Vandalism, rising maintenance costs, a bruising court battle with neighbors and the specter of a fault line running under the property have since clouded the fate of the crumbling campus — which officials have long eyed for hundreds of new homes as the region has struggled through an intensifying housing shortage.
Haddad said a future project could include single-family homes and apartments, though he declined to put a number on how many units he might plan to build. The property carries an affordable housing covenant, meaning at least 15% of all homes on the site must be reserved for people with low- or moderate-incomes.
In addition to new housing, Haddad said, a hotel, golf course, small shopping center and tribal casino are all on the table.
“We definitely want to reach out to the neighborhood and start talking about whether there’s any desire for commercial (development), or is it going to be residential only?” Haddad said.
In winning the property at auction, Haddad was not required to disclose plans for the site. The only information shared with the county during the auction was each bidders’ identity and offer amount.

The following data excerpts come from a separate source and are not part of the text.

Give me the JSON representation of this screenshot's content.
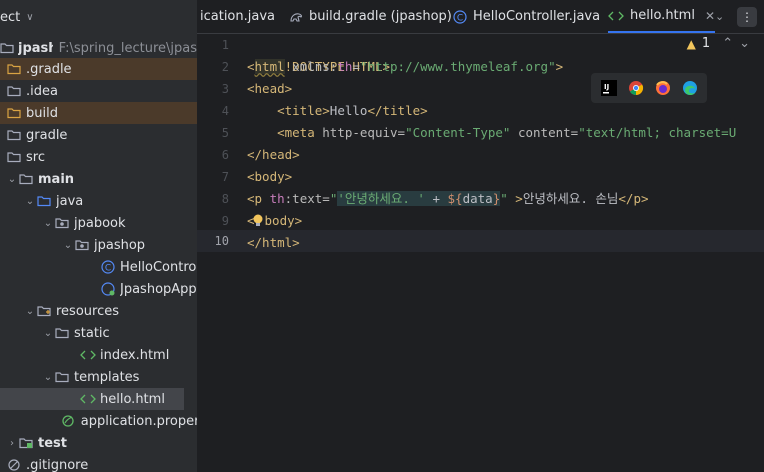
{
  "sidebar": {
    "header": "ect",
    "items": [
      {
        "label": "jpashop",
        "path": "F:\\spring_lecture\\jpas"
      },
      {
        "label": ".gradle"
      },
      {
        "label": ".idea"
      },
      {
        "label": "build"
      },
      {
        "label": "gradle"
      },
      {
        "label": "src"
      },
      {
        "label": "main"
      },
      {
        "label": "java"
      },
      {
        "label": "jpabook"
      },
      {
        "label": "jpashop"
      },
      {
        "label": "HelloContro"
      },
      {
        "label": "JpashopApp"
      },
      {
        "label": "resources"
      },
      {
        "label": "static"
      },
      {
        "label": "index.html"
      },
      {
        "label": "templates"
      },
      {
        "label": "hello.html"
      },
      {
        "label": "application.proper"
      },
      {
        "label": "test"
      },
      {
        "label": ".gitignore"
      }
    ]
  },
  "tabs": [
    {
      "label": "ication.java"
    },
    {
      "label": "build.gradle (jpashop)"
    },
    {
      "label": "HelloController.java"
    },
    {
      "label": "hello.html"
    }
  ],
  "editor": {
    "line_numbers": [
      "1",
      "2",
      "3",
      "4",
      "5",
      "6",
      "7",
      "8",
      "9",
      "10"
    ],
    "warnings": "1",
    "lines": {
      "l1": "<!DOCTYPE HTML>",
      "l2_open": "<",
      "l2_tag": "html",
      "l2_attr": " xmlns:",
      "l2_ns": "th",
      "l2_eq": "=",
      "l2_str": "\"http://www.thymeleaf.org\"",
      "l2_close": ">",
      "l3": "<head>",
      "l4_indent": "    ",
      "l4_open": "<title>",
      "l4_text": "Hello",
      "l4_close": "</title>",
      "l5_indent": "    ",
      "l5_tag": "<meta",
      "l5_attr1": " http-equiv",
      "l5_eq1": "=",
      "l5_str1": "\"Content-Type\"",
      "l5_attr2": " content",
      "l5_eq2": "=",
      "l5_str2": "\"text/html; charset=U",
      "l6": "</head>",
      "l7": "<body>",
      "l8_tag": "<p",
      "l8_ns": " th",
      "l8_attr": ":text",
      "l8_eq": "=",
      "l8_q1": "\"",
      "l8_expr_str": "'안녕하세요. '",
      "l8_plus": " + ",
      "l8_expr": "${",
      "l8_var": "data",
      "l8_expr_end": "}",
      "l8_q2": "\"",
      "l8_gt": " >",
      "l8_text": "안녕하세요. 손님",
      "l8_close": "</p>",
      "l9_a": "<",
      "l9_b": "body>",
      "l10": "</html>"
    }
  },
  "colors": {
    "tag": "#d5b778",
    "string": "#6aab73",
    "namespace": "#c77dbb",
    "accent": "#3574f0"
  },
  "icons": {
    "browser_popup": [
      "intellij-icon",
      "chrome-icon",
      "firefox-icon",
      "edge-icon"
    ]
  }
}
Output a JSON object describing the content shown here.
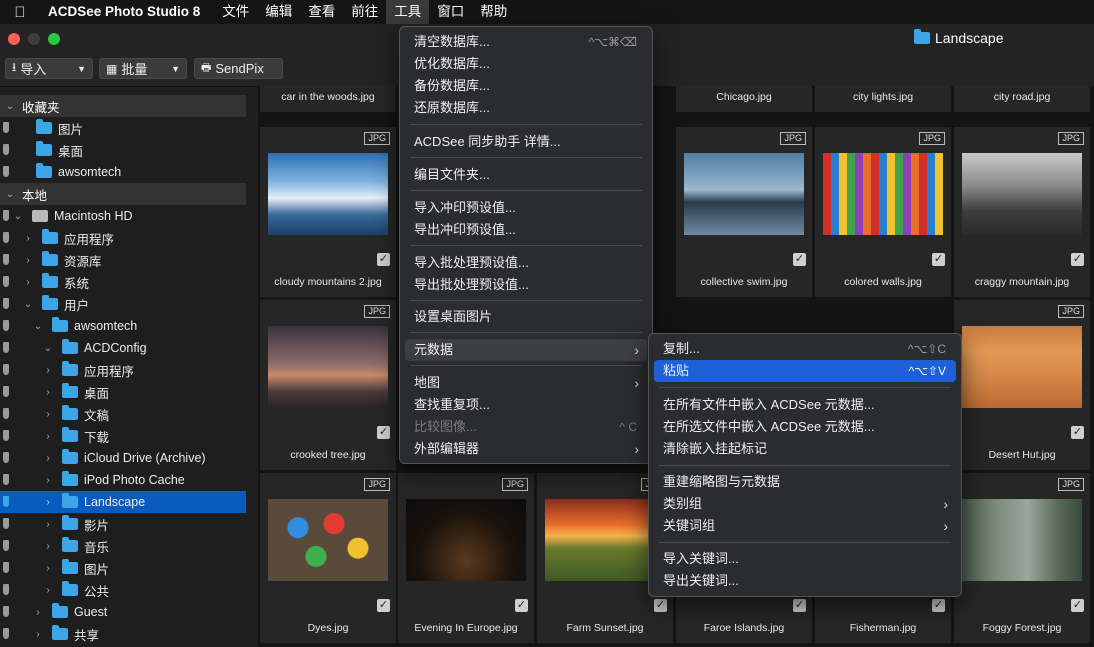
{
  "menubar": {
    "app_name": "ACDSee Photo Studio 8",
    "items": [
      "文件",
      "编辑",
      "查看",
      "前往",
      "工具",
      "窗口",
      "帮助"
    ]
  },
  "window": {
    "title": "Landscape"
  },
  "toolbar": {
    "import": "导入",
    "batch": "批量",
    "sendpix": "SendPix"
  },
  "sidebar": {
    "favorites": "收藏夹",
    "fav_items": [
      "图片",
      "桌面",
      "awsomtech"
    ],
    "local": "本地",
    "mac_hd": "Macintosh HD",
    "top_folders": [
      "应用程序",
      "资源库",
      "系统",
      "用户"
    ],
    "user": "awsomtech",
    "user_folders": [
      "ACDConfig",
      "应用程序",
      "桌面",
      "文稿",
      "下载",
      "iCloud Drive (Archive)",
      "iPod Photo Cache",
      "Landscape",
      "影片",
      "音乐",
      "图片",
      "公共"
    ],
    "other": [
      "Guest",
      "共享"
    ]
  },
  "grid": {
    "badge": "JPG",
    "row0": [
      "car in the woods.jpg",
      "",
      "Chicago.jpg",
      "city lights.jpg",
      "city road.jpg",
      "",
      ""
    ],
    "row1": [
      "cloudy mountains 2.jpg",
      "",
      "",
      "collective swim.jpg",
      "colored walls.jpg",
      "craggy mountain.jpg"
    ],
    "row2": [
      "crooked tree.jpg",
      "",
      "",
      "",
      "",
      "Desert Hut.jpg"
    ],
    "row3": [
      "Dyes.jpg",
      "Evening In Europe.jpg",
      "Farm Sunset.jpg",
      "Faroe Islands.jpg",
      "Fisherman.jpg",
      "Foggy Forest.jpg"
    ]
  },
  "tools_menu": {
    "clear_db": "清空数据库...",
    "clear_db_sc": "^⌥⌘⌫",
    "optimize_db": "优化数据库...",
    "backup_db": "备份数据库...",
    "restore_db": "还原数据库...",
    "sync": "ACDSee 同步助手 详情...",
    "catalog": "编目文件夹...",
    "import_print": "导入冲印预设值...",
    "export_print": "导出冲印预设值...",
    "import_batch": "导入批处理预设值...",
    "export_batch": "导出批处理预设值...",
    "wallpaper": "设置桌面图片",
    "metadata": "元数据",
    "map": "地图",
    "dupes": "查找重复项...",
    "compare": "比较图像...",
    "compare_sc": "^ C",
    "external": "外部编辑器"
  },
  "metadata_menu": {
    "copy": "复制...",
    "copy_sc": "^⌥⇧C",
    "paste": "粘贴",
    "paste_sc": "^⌥⇧V",
    "embed_all": "在所有文件中嵌入 ACDSee 元数据...",
    "embed_selected": "在所选文件中嵌入 ACDSee 元数据...",
    "clear_flags": "清除嵌入挂起标记",
    "rebuild": "重建缩略图与元数据",
    "categories": "类别组",
    "keywords": "关键词组",
    "import_kw": "导入关键词...",
    "export_kw": "导出关键词..."
  },
  "colors": {
    "accent": "#1f5fd8",
    "folder": "#3ba5e8",
    "selection": "#0a5bc0"
  }
}
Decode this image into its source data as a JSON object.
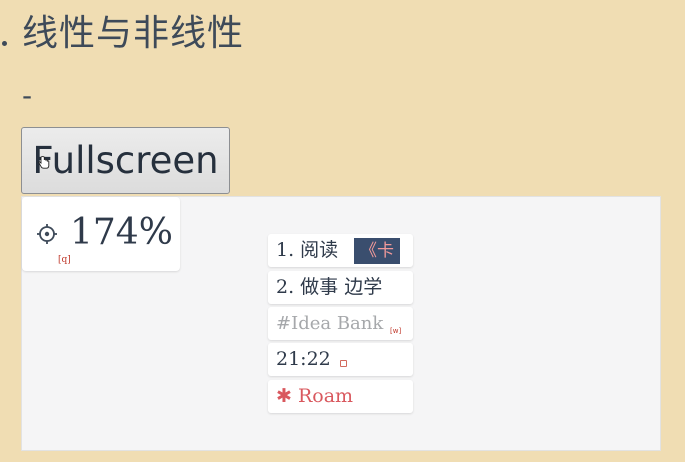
{
  "heading": {
    "title": "线性与非线性"
  },
  "dash": "-",
  "fullscreen_button": {
    "label": "Fullscreen"
  },
  "zoom": {
    "value": "174%",
    "shortcut": "[q]"
  },
  "cards": [
    {
      "text": "1. 阅读",
      "tag": "《卡"
    },
    {
      "text": "2. 做事 边学"
    },
    {
      "text": "#Idea Bank",
      "mark": "[w]"
    },
    {
      "text": "21:22"
    },
    {
      "text": "✱ Roam"
    }
  ],
  "colors": {
    "background": "#f0ddb3",
    "panel": "#f5f5f6",
    "text": "#3e4a59",
    "accent_red": "#d9585e",
    "tag_bg": "#3a4e6e"
  },
  "icons": {
    "zoom": "crosshair-icon",
    "cursor": "hand-cursor-icon",
    "check": "checkbox-icon"
  }
}
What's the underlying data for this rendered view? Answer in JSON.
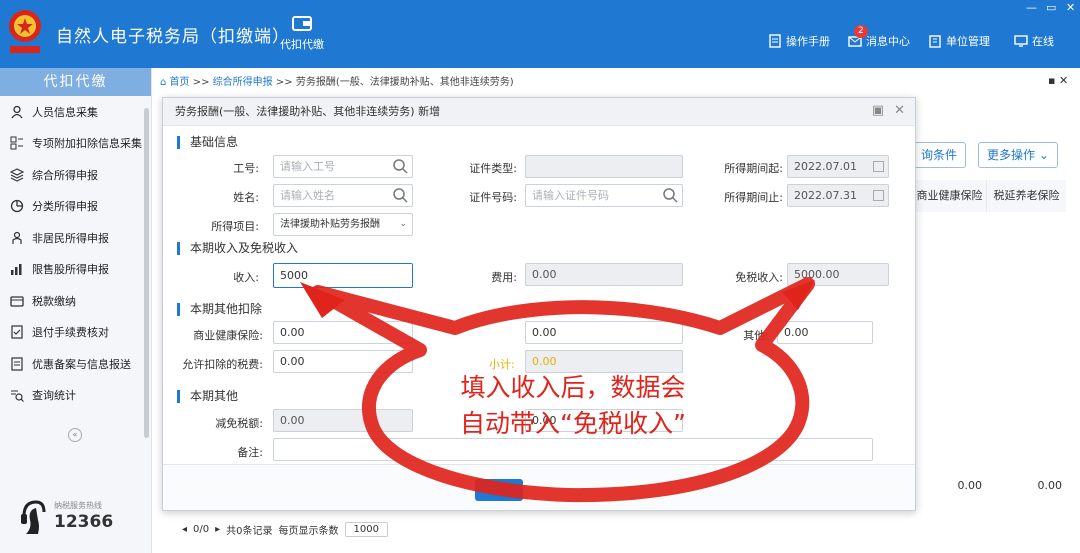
{
  "app": {
    "title": "自然人电子税务局（扣缴端）",
    "emblem_text": "国家税务总局"
  },
  "top_tab": {
    "label": "代扣代缴"
  },
  "top_tools": {
    "manual": "操作手册",
    "messages": "消息中心",
    "messages_badge": "2",
    "unit_mgmt": "单位管理",
    "online": "在线"
  },
  "sidebar": {
    "header": "代扣代缴",
    "items": [
      {
        "label": "人员信息采集",
        "icon": "person-icon"
      },
      {
        "label": "专项附加扣除信息采集",
        "icon": "grid-icon"
      },
      {
        "label": "综合所得申报",
        "icon": "layers-icon"
      },
      {
        "label": "分类所得申报",
        "icon": "pie-icon"
      },
      {
        "label": "非居民所得申报",
        "icon": "person-outline-icon"
      },
      {
        "label": "限售股所得申报",
        "icon": "bar-chart-icon"
      },
      {
        "label": "税款缴纳",
        "icon": "wallet-icon"
      },
      {
        "label": "退付手续费核对",
        "icon": "document-check-icon"
      },
      {
        "label": "优惠备案与信息报送",
        "icon": "document-icon"
      },
      {
        "label": "查询统计",
        "icon": "search-list-icon"
      }
    ],
    "hotline_label": "纳税服务热线",
    "hotline_number": "12366"
  },
  "breadcrumb": {
    "home": "首页",
    "sep1": ">>",
    "parent": "综合所得申报",
    "sep2": ">>",
    "current": "劳务报酬(一般、法律援助补贴、其他非连续劳务)"
  },
  "background": {
    "buttons": {
      "conditions": "询条件",
      "more_ops": "更多操作"
    },
    "columns": [
      "商业健康保险",
      "税延养老保险"
    ],
    "totals": [
      "0.00",
      "0.00"
    ],
    "pager": {
      "range": "0/0",
      "records": "共0条记录",
      "per_page_label": "每页显示条数",
      "per_page": "1000"
    }
  },
  "modal": {
    "title": "劳务报酬(一般、法律援助补贴、其他非连续劳务) 新增",
    "basic": {
      "section": "基础信息",
      "id_no": {
        "label": "工号:",
        "placeholder": "请输入工号"
      },
      "cert_type": {
        "label": "证件类型:",
        "value": ""
      },
      "period_start": {
        "label": "所得期间起:",
        "value": "2022.07.01"
      },
      "name": {
        "label": "姓名:",
        "placeholder": "请输入姓名"
      },
      "cert_no": {
        "label": "证件号码:",
        "placeholder": "请输入证件号码"
      },
      "period_end": {
        "label": "所得期间止:",
        "value": "2022.07.31"
      },
      "income_item": {
        "label": "所得项目:",
        "value": "法律援助补贴劳务报酬"
      }
    },
    "income": {
      "section": "本期收入及免税收入",
      "income": {
        "label": "收入:",
        "value": "5000"
      },
      "cost": {
        "label": "费用:",
        "value": "0.00"
      },
      "tax_free": {
        "label": "免税收入:",
        "value": "5000.00"
      }
    },
    "deductions": {
      "section": "本期其他扣除",
      "health_ins": {
        "label": "商业健康保险:",
        "value": "0.00"
      },
      "mid_value": "0.00",
      "other": {
        "label": "其他:",
        "value": "0.00"
      },
      "allowed_tax": {
        "label": "允许扣除的税费:",
        "value": "0.00"
      },
      "subtotal": {
        "label": "小计:",
        "value": "0.00"
      }
    },
    "other": {
      "section": "本期其他",
      "tax_reduction": {
        "label": "减免税额:",
        "value": "0.00"
      },
      "mid_value": "0.00",
      "remark": {
        "label": "备注:",
        "value": ""
      }
    }
  },
  "annotation": {
    "line1": "填入收入后，数据会",
    "line2": "自动带入“免税收入”"
  },
  "colors": {
    "brand": "#1f78d1",
    "annotation": "#e0241b"
  }
}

Supervisor Chris Coursey, who represents the area that includes the Chanate Road property, said he has not spoken with the developer or seen any vetting beyond the financial verification county staff shared with the Board of Supervisors before its vote to accept Haddad’s bid.
Asked if he had seen any additional background on the buyer, Coursey said, “I Googled him.”
Should the sale go through next month, Santa Rosa officials, including the City Council, will have final say over any proposed development at Chanate – except for a tribal casino, which would require only state and federal approval.
“The decisions here are not in my hands once the escrow is closed,” Coursey said.
The property’s sale represents the largest disposition of surplus county land in at least a generation, and finally presents an opportunity for the kind of high-profile housing project that local officials have over a decade touted for the property.
But Santa Rosa Mayor Chris Rogers said the road to Haddad earning city approval would be “in years, not in months,” and there is likely to be strong opposition to almost any proposal put forward.
If county supervisors appear relieved to be nearing the conclusion of their ownership of Chanate, city officials are gearing up to take on the property and all its complications. But that’s not unexpected, Rogers said.
“We’ve always known that we had the ultimate land use authority on it and that it would land in our lap,” the mayor said. “It was always just a question of when and in what form.”
Big question mark for the city
Last week, Haddad had a Zoom conference call with city planning staff for an initial discussion about the site. During the call, Haddad had questions about housing development but did not inquire about uses like a golf course or resort, according to city planner Adam Ross, who was on the call.
The first time the public will likely get a look at Haddad’s official plans for the property is when he submits a description of his proposal for the site to the city. Community members will then have a chance to weigh in on Haddad’s plans, as the submission kicks off a neighborhood meeting.